Responsabili Ennio Tomasello - Stefania Checchin

logoescursionismo La Marzola

Questa cima è una lunga dorsale che separa la città di Trento, a Ovest, con il lago di Caldonazzo in Valsugana, si sviluppa in direzione sud-nord ed è il logico proseguimento della dorsale del Becco di Filadonna, cima isolata offre una vista a 360 dalle cime a nord dell'Altopiano di Asiago dalle dolomiti di Brenta fino alla Valsugana.

Durante la Prima Guerra Mondiale faceva parte della linea difensiva AustroUngarica della città di Trento, la cosidetta Fortezza di Trento un sistema di linee di arresto e forti poste attorno alla città, controllando di fatto il passaggio in Valsugana tra Levico e Pergine, molti sono i sentieri di sevizio ed i manufatti di origine militare che incontriamo lungo il percorso alcuni riadattati ad uso civile i più ridotti a ruderi.
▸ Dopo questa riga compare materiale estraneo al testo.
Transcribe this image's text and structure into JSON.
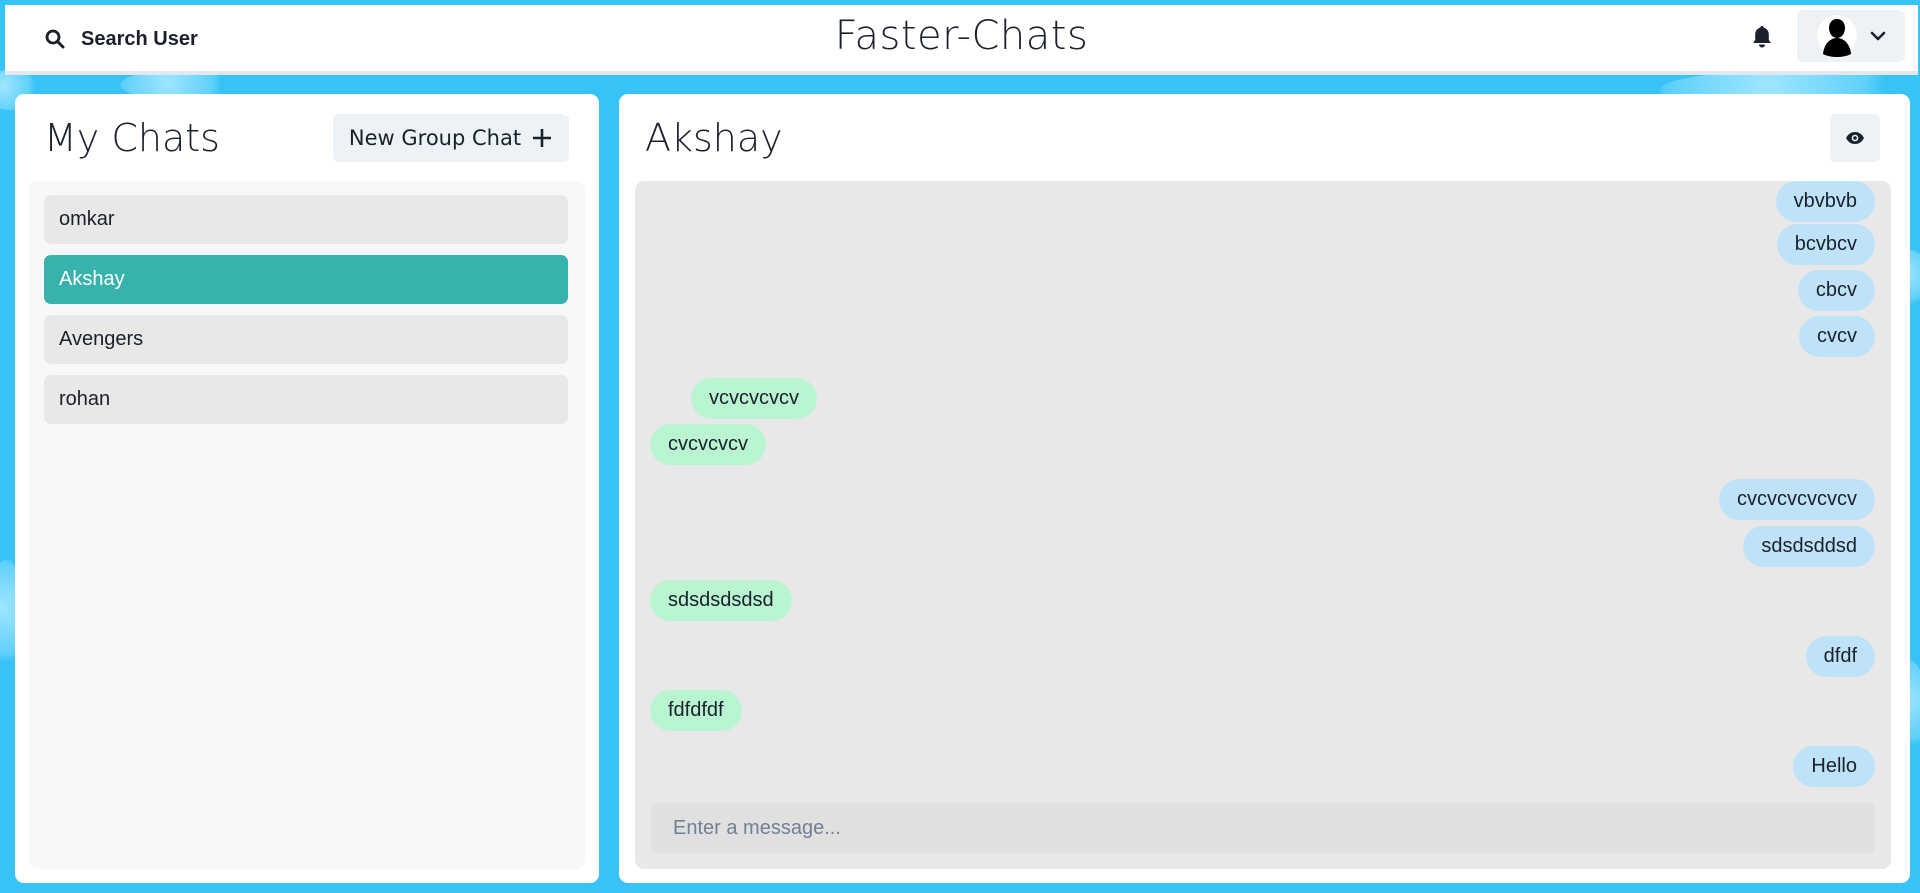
{
  "header": {
    "search_label": "Search User",
    "app_title": "Faster-Chats",
    "icons": {
      "search": "search-icon",
      "notifications": "bell-icon",
      "avatar": "avatar-icon",
      "menu": "chevron-down-icon"
    }
  },
  "sidebar": {
    "title": "My Chats",
    "new_group_label": "New Group Chat",
    "chats": [
      {
        "name": "omkar",
        "active": false
      },
      {
        "name": "Akshay",
        "active": true
      },
      {
        "name": "Avengers",
        "active": false
      },
      {
        "name": "rohan",
        "active": false
      }
    ]
  },
  "chat": {
    "title": "Akshay",
    "view_profile_icon": "eye-icon",
    "messages": [
      {
        "text": "vbvbvb",
        "from": "me"
      },
      {
        "text": "bcvbcv",
        "from": "me"
      },
      {
        "text": "cbcv",
        "from": "me"
      },
      {
        "text": "cvcv",
        "from": "me"
      },
      {
        "text": "vcvcvcvcv",
        "from": "other"
      },
      {
        "text": "cvcvcvcv",
        "from": "other"
      },
      {
        "text": "cvcvcvcvcvcv",
        "from": "me"
      },
      {
        "text": "sdsdsddsd",
        "from": "me"
      },
      {
        "text": "sdsdsdsdsd",
        "from": "other"
      },
      {
        "text": "dfdf",
        "from": "me"
      },
      {
        "text": "fdfdfdf",
        "from": "other"
      },
      {
        "text": "Hello",
        "from": "me"
      }
    ],
    "input_placeholder": "Enter a message..."
  },
  "colors": {
    "background": "#37c3f5",
    "active_chat": "#38b2ac",
    "sent_bubble": "#bee3f8",
    "received_bubble": "#b9f5d0"
  }
}
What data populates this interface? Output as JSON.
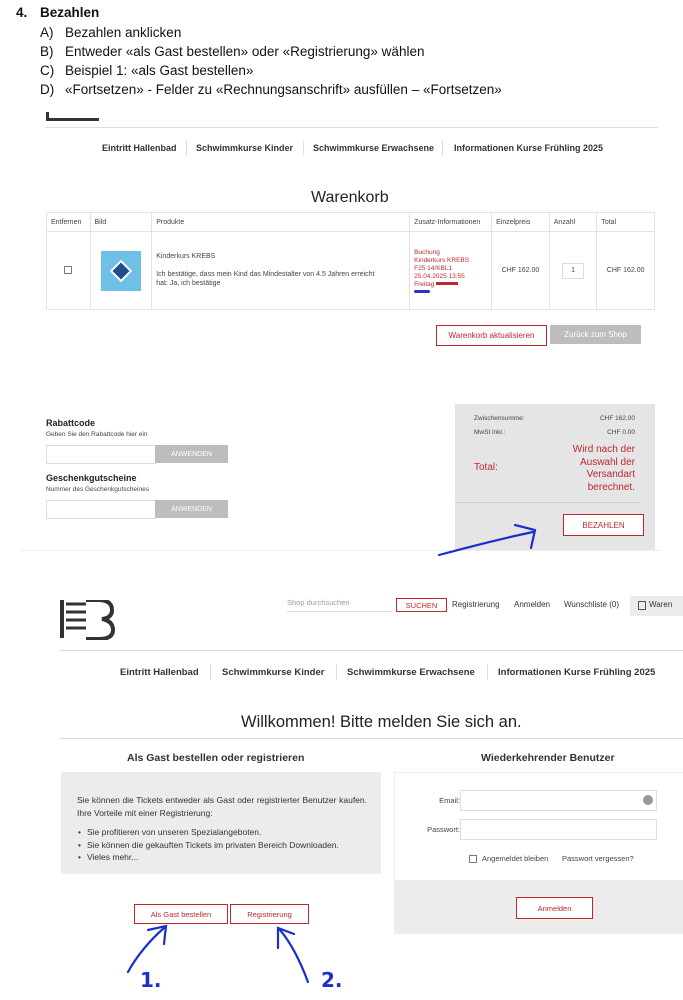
{
  "instructions": {
    "heading_number": "4.",
    "heading": "Bezahlen",
    "steps": [
      {
        "letter": "A)",
        "text": "Bezahlen anklicken"
      },
      {
        "letter": "B)",
        "text": "Entweder «als Gast bestellen» oder «Registrierung» wählen"
      },
      {
        "letter": "C)",
        "text": "Beispiel 1: «als Gast bestellen»"
      },
      {
        "letter": "D)",
        "text": "«Fortsetzen» - Felder zu «Rechnungsanschrift» ausfüllen – «Fortsetzen»"
      }
    ]
  },
  "shot1": {
    "nav": [
      "Eintritt Hallenbad",
      "Schwimmkurse Kinder",
      "Schwimmkurse Erwachsene",
      "Informationen Kurse Frühling 2025"
    ],
    "title": "Warenkorb",
    "table_headers": [
      "Entfernen",
      "Bild",
      "Produkte",
      "Zusatz-Informationen",
      "Einzelpreis",
      "Anzahl",
      "Total"
    ],
    "row": {
      "product_name": "Kinderkurs KREBS",
      "product_desc": "Ich bestätige, dass mein Kind das Mindestalter von 4.5 Jahren erreicht hat: Ja, ich bestätige",
      "info_lines": [
        "Buchung",
        "Kinderkurs KREBS",
        "F25 14/KBL1",
        "25.04.2025 13:55",
        "Freitag"
      ],
      "price": "CHF 162.00",
      "qty": "1",
      "total": "CHF 162.00"
    },
    "update_cart": "Warenkorb aktualisieren",
    "back_to_shop": "Zurück zum Shop",
    "discount_title": "Rabattcode",
    "discount_hint": "Geben Sie den Rabattcode hier ein",
    "apply": "ANWENDEN",
    "gift_title": "Geschenkgutscheine",
    "gift_hint": "Nummer des Geschenkgutscheines",
    "apply2": "ANWENDEN",
    "subtotal_label": "Zwischensumme:",
    "subtotal_value": "CHF 162.00",
    "vat_label": "MwSt inkl.:",
    "vat_value": "CHF 0.00",
    "total_label": "Total:",
    "total_note": "Wird nach der Auswahl der Versandart berechnet.",
    "pay": "BEZAHLEN"
  },
  "shot2": {
    "search_placeholder": "Shop durchsuchen",
    "search_btn": "SUCHEN",
    "top_links": [
      "Registrierung",
      "Anmelden",
      "Wunschliste (0)"
    ],
    "cart_link": "Waren",
    "nav": [
      "Eintritt Hallenbad",
      "Schwimmkurse Kinder",
      "Schwimmkurse Erwachsene",
      "Informationen Kurse Frühling 2025"
    ],
    "title": "Willkommen! Bitte melden Sie sich an.",
    "guest_title": "Als Gast bestellen oder registrieren",
    "returning_title": "Wiederkehrender Benutzer",
    "guest_text": "Sie können die Tickets entweder als Gast oder registrierter Benutzer kaufen. Ihre Vorteile mit einer Registrierung:",
    "bullets": [
      "Sie profitieren von unseren Spezialangeboten.",
      "Sie können die gekauften Tickets im privaten Bereich Downloaden.",
      "Vieles mehr..."
    ],
    "guest_btn": "Als Gast bestellen",
    "register_btn": "Registrierung",
    "email_label": "Email:",
    "password_label": "Passwort:",
    "remember": "Angemeldet bleiben",
    "forgot": "Passwort vergessen?",
    "login_btn": "Anmelden"
  },
  "annotations": {
    "arrow1_label": "1.",
    "arrow2_label": "2."
  }
}
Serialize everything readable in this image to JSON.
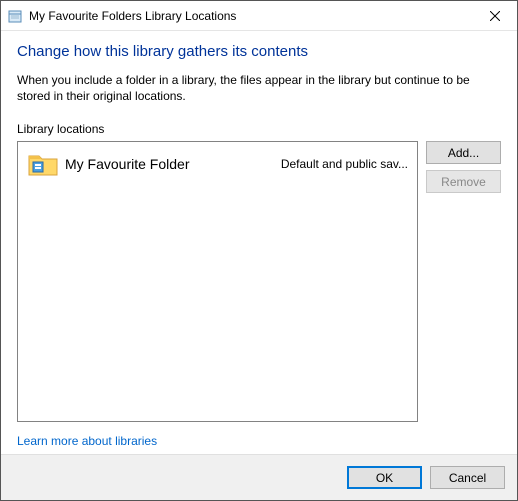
{
  "titlebar": {
    "title": "My Favourite Folders Library Locations"
  },
  "heading": "Change how this library gathers its contents",
  "description": "When you include a folder in a library, the files appear in the library but continue to be stored in their original locations.",
  "section_label": "Library locations",
  "locations": [
    {
      "name": "My Favourite Folder",
      "detail": "Default and public sav..."
    }
  ],
  "buttons": {
    "add": "Add...",
    "remove": "Remove",
    "ok": "OK",
    "cancel": "Cancel"
  },
  "link": "Learn more about libraries"
}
La Marzola non è mai stata attaccata nel corso del conflitto.

Itinerario:Si parte dal parcheggio nei pressi del rifugio Maranza, m 1072, in direzione nord verso Prai dei Albi passando per il bivacco Malga Nova, m 1210 fino ad arrivare ai Stroi del Chegul, 1330 m, vecchie costruzioni militari scavate nella roccia e adibite a magazzini oggi riadattate per uso civile, ora ci troviamo lungo la cresta in uno dei punti più panoramici dell'itinerario. Si prosegue lungo la dorsale fino alla cima nord, 1738 m, e quindi per la cima sud, 1736 m e circa 700 metri di distanza in linea d'aria, da qui in direzione sud fino al bivacco Bailoni e qui lasciamo la cresta e in direzione ovest antrando nel bosco si ritorna al rif. Maranza.